Un samedi sanglant s’est achevé au Burkina Faso après une série d’attaques terroristes coordonnées ayant ciblé plusieurs positions militaires et civiles. Les assauts perpétrés par le Jnim — groupe affilié à Al-Qaïda — ont causé la mort d’au moins une cinquantaine de soldats et de Volontaires pour la Défense de la Patrie (VDP), selon les premières estimations. Les faits se sont produits dans trois régions stratégiques : le nord, le nord-ouest et le sud-ouest du pays.

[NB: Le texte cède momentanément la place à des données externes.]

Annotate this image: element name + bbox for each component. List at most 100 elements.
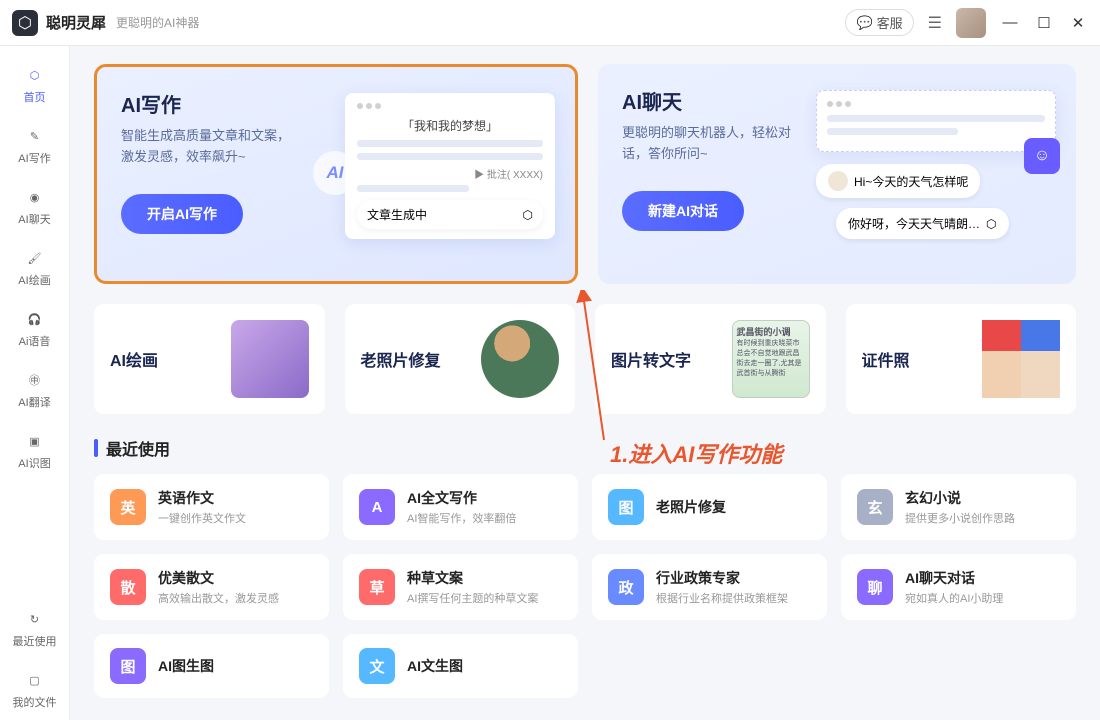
hero-card-writing[interactable]: AI写作 智能生成高质量文章和文案，激发灵感，效率飙升~ 开启AI写作 AI 「… [94,64,578,284]
recent-icon: 政 [608,569,644,605]
customer-service-button[interactable]: 💬 客服 [845,9,913,36]
translate-icon: ㊥ [24,369,46,391]
kefu-label: 客服 [877,13,903,32]
doc-title: 武昌街的小调 [737,325,805,338]
feature-card-ocr[interactable]: 图片转文字 武昌街的小调 有时候到重庆晓菜市总会不自觉地跟武昌街去走一圈了,尤其… [595,304,826,414]
recent-card[interactable]: 文 AI文生图 [343,634,578,698]
scan-icon: ▣ [24,430,46,452]
brush-icon: 🖌 [24,247,46,269]
sidebar-item-label: AI绘画 [18,272,50,288]
recent-icon: 聊 [857,569,893,605]
folder-icon: ▢ [24,669,46,691]
hero-card-chat[interactable]: AI聊天 更聪明的聊天机器人，轻松对话，答你所问~ 新建AI对话 ☺ Hi~今天… [598,64,1076,284]
home-icon: ⬡ [24,64,46,86]
sidebar-item-label: Ai语音 [19,333,51,349]
main-content: AI写作 智能生成高质量文章和文案，激发灵感，效率飙升~ 开启AI写作 AI 「… [70,46,1100,720]
sidebar-item-chat[interactable]: ◉ AI聊天 [0,176,69,237]
feature-thumb [481,320,559,398]
recent-sub: 宛如真人的AI小助理 [905,590,1003,606]
chat-bubble-bot: Hi~今天的天气怎样呢 [816,164,980,198]
feature-thumb [231,320,309,398]
sidebar: ⬡ 首页 ✎ AI写作 ◉ AI聊天 🖌 AI绘画 🎧 Ai语音 ㊥ AI翻译 … [0,46,70,720]
recent-card[interactable]: A AI全文写作 AI智能写作，效率翻倍 [343,474,578,540]
recent-card[interactable]: 玄 玄幻小说 提供更多小说创作思路 [841,474,1076,540]
sidebar-item-voice[interactable]: 🎧 Ai语音 [0,298,69,359]
section-title: 最近使用 [106,436,170,460]
new-chat-button[interactable]: 新建AI对话 [622,191,744,231]
recent-title: 种草文案 [407,568,538,588]
generating-label: 文章生成中 [367,206,427,223]
chat-badge-icon: ☺ [1024,138,1060,174]
feather-icon: ✎ [24,125,46,147]
sidebar-item-label: AI翻译 [18,394,50,410]
feature-card-draw[interactable]: AI绘画 [94,304,325,414]
recent-title: AI图生图 [158,656,214,676]
hero-desc: 更聪明的聊天机器人，轻松对话，答你所问~ [622,123,802,165]
minimize-button[interactable]: — [1000,14,1020,31]
writing-preview: AI 「我和我的梦想」 ▶ 批注( XXXX) 文章生成中 ⬡ [345,93,555,239]
feature-thumb: 武昌街的小调 有时候到重庆晓菜市总会不自觉地跟武昌街去走一圈了,尤其是武首街与从… [732,320,810,398]
recent-title: 行业政策专家 [656,568,788,588]
sidebar-item-draw[interactable]: 🖌 AI绘画 [0,237,69,298]
headphone-icon: 🎧 [24,308,46,330]
clock-icon: ↻ [24,608,46,630]
chat-bubble-icon: ◉ [24,186,46,208]
ai-badge-icon: AI [313,151,357,195]
recent-icon: 玄 [857,489,893,525]
doc-body: 有时候到重庆晓菜市总会不自觉地跟武昌街去走一圈了,尤其是武首街与从腾街 [737,338,805,378]
recent-sub: 一键创作英文作文 [158,510,246,526]
sidebar-item-translate[interactable]: ㊥ AI翻译 [0,359,69,420]
sidebar-item-image-rec[interactable]: ▣ AI识图 [0,420,69,481]
sidebar-item-files[interactable]: ▢ 我的文件 [0,659,69,720]
sidebar-item-home[interactable]: ⬡ 首页 [0,54,69,115]
recent-card[interactable]: 聊 AI聊天对话 宛如真人的AI小助理 [841,554,1076,620]
start-writing-button[interactable]: 开启AI写作 [121,194,243,234]
recent-card[interactable]: 图 AI图生图 [94,634,329,698]
recent-icon: A [359,489,395,525]
recent-title: AI聊天对话 [905,568,1003,588]
recent-title: AI文生图 [407,656,463,676]
recent-card[interactable]: 草 种草文案 AI撰写任何主题的种草文案 [343,554,578,620]
recent-icon: 草 [359,569,395,605]
recent-card[interactable]: 图 老照片修复 [592,474,827,540]
sidebar-item-label: 我的文件 [13,694,57,710]
recent-card[interactable]: 政 行业政策专家 根据行业名称提供政策框架 [592,554,827,620]
recent-title: 优美散文 [158,568,279,588]
user-avatar[interactable] [956,8,986,38]
recent-sub: 根据行业名称提供政策框架 [656,590,788,606]
recent-icon: 图 [608,489,644,525]
section-heading-recent: 最近使用 [94,436,1076,460]
feature-card-restore[interactable]: 老照片修复 [345,304,576,414]
recent-icon: 散 [110,569,146,605]
feature-title: 图片转文字 [611,347,691,371]
recent-card[interactable]: 英 英语作文 一键创作英文作文 [94,474,329,540]
recent-title: 英语作文 [158,488,246,508]
sidebar-item-writing[interactable]: ✎ AI写作 [0,115,69,176]
app-name: 聪明灵犀 [46,12,106,33]
maximize-button[interactable]: ☐ [1034,14,1054,32]
chat-text: 你好呀，今天天气晴朗… [848,215,980,232]
preview-doc-title: 「我和我的梦想」 [357,117,543,134]
sidebar-item-label: AI聊天 [18,211,50,227]
recent-icon: 英 [110,489,146,525]
chat-icon: 💬 [856,15,872,31]
recent-title: AI全文写作 [407,488,516,508]
recent-icon: 图 [110,648,146,684]
sidebar-item-label: AI识图 [18,455,50,471]
menu-icon[interactable]: ☰ [928,13,942,33]
app-subtitle: 更聪明的AI神器 [116,14,199,31]
bot-avatar-icon [828,171,848,191]
feature-card-idphoto[interactable]: 证件照 [846,304,1077,414]
sidebar-item-recent[interactable]: ↻ 最近使用 [0,598,69,659]
close-button[interactable]: ✕ [1068,14,1088,32]
recent-sub: AI撰写任何主题的种草文案 [407,590,538,606]
chat-text: Hi~今天的天气怎样呢 [854,173,968,190]
recent-grid: 英 英语作文 一键创作英文作文 A AI全文写作 AI智能写作，效率翻倍 图 老… [94,474,1076,698]
titlebar: ⬡ 聪明灵犀 更聪明的AI神器 💬 客服 ☰ — ☐ ✕ [0,0,1100,46]
recent-title: 玄幻小说 [905,488,1015,508]
annotation-note: ▶ 批注( XXXX) [357,166,543,181]
recent-icon: 文 [359,648,395,684]
sidebar-item-label: 最近使用 [13,633,57,649]
feature-title: 老照片修复 [361,347,441,371]
recent-card[interactable]: 散 优美散文 高效输出散文，激发灵感 [94,554,329,620]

Un assaut méthodique contre les forces de sécurité
Dès l’aube, samedi 4 juillet, les jihadistes ont lancé une offensive d’envergure contre le camp militaire de Di, situé dans la province du Sourou, au nord-ouest du Burkina Faso. Malgré la résistance des forces armées, les assaillants sont parvenus à franchir les défenses et à s’emparer temporairement du site. Les combats, d’une rare intensité, ont laissé derrière eux un lourd bilan humain : 23 militaires et 11 VDP tués, selon des sources militaires locales. Les jihadistes ont également emporté du matériel, pillant armes et équipements avant de se replier.
Revendications et témoignages sur les réseaux sociaux
Le Jnim a revendiqué la responsabilité de ces attaques via une vidéo diffusée en ligne, affirmant avoir comptabilisé 22 cadavres de soldats et de VDP sur le site de Di. Le groupe a par ailleurs revendiqué deux autres attaques simultanées : l’une à Dalan, dans le sud-ouest, et l’autre à Tiéé, en région centre-ouest. Ces assauts auraient fait au moins 18 morts supplémentaires parmi les rangs des forces de défense, accompagnés de dégâts matériels significatifs dans les deux localités.
Cibles civiles et dégâts collatéraux
Outre les attaques militaires, les jihadistes ont également ciblé des zones civiles, notamment à Thiou et Séguénéga, dans le nord du Burkina Faso. Bien qu’aucun bilan humain n’ait été rapporté dans ces localités, des témoignages confirment la destruction de plusieurs véhicules civils par incendie. Ces actes s’ajoutent à une escalade de la violence qui frappe le pays depuis plusieurs mois, accentuant l’insécurité dans des régions déjà fragilisées.
Silence des autorités face à l’urgence
À ce stade, aucune communication officielle n’a été émise ni par l’armée, ni par le gouvernement burkinabè concernant ces attaques. Pourtant, les images des combats et des pillages circulent massivement sur les réseaux sociaux, alimentant les craintes d’une dégradation sécuritaire continue. Les populations locales, déjà éprouvées par des années de menaces terroristes, se retrouvent une fois de plus en première ligne face à une insécurité grandissante.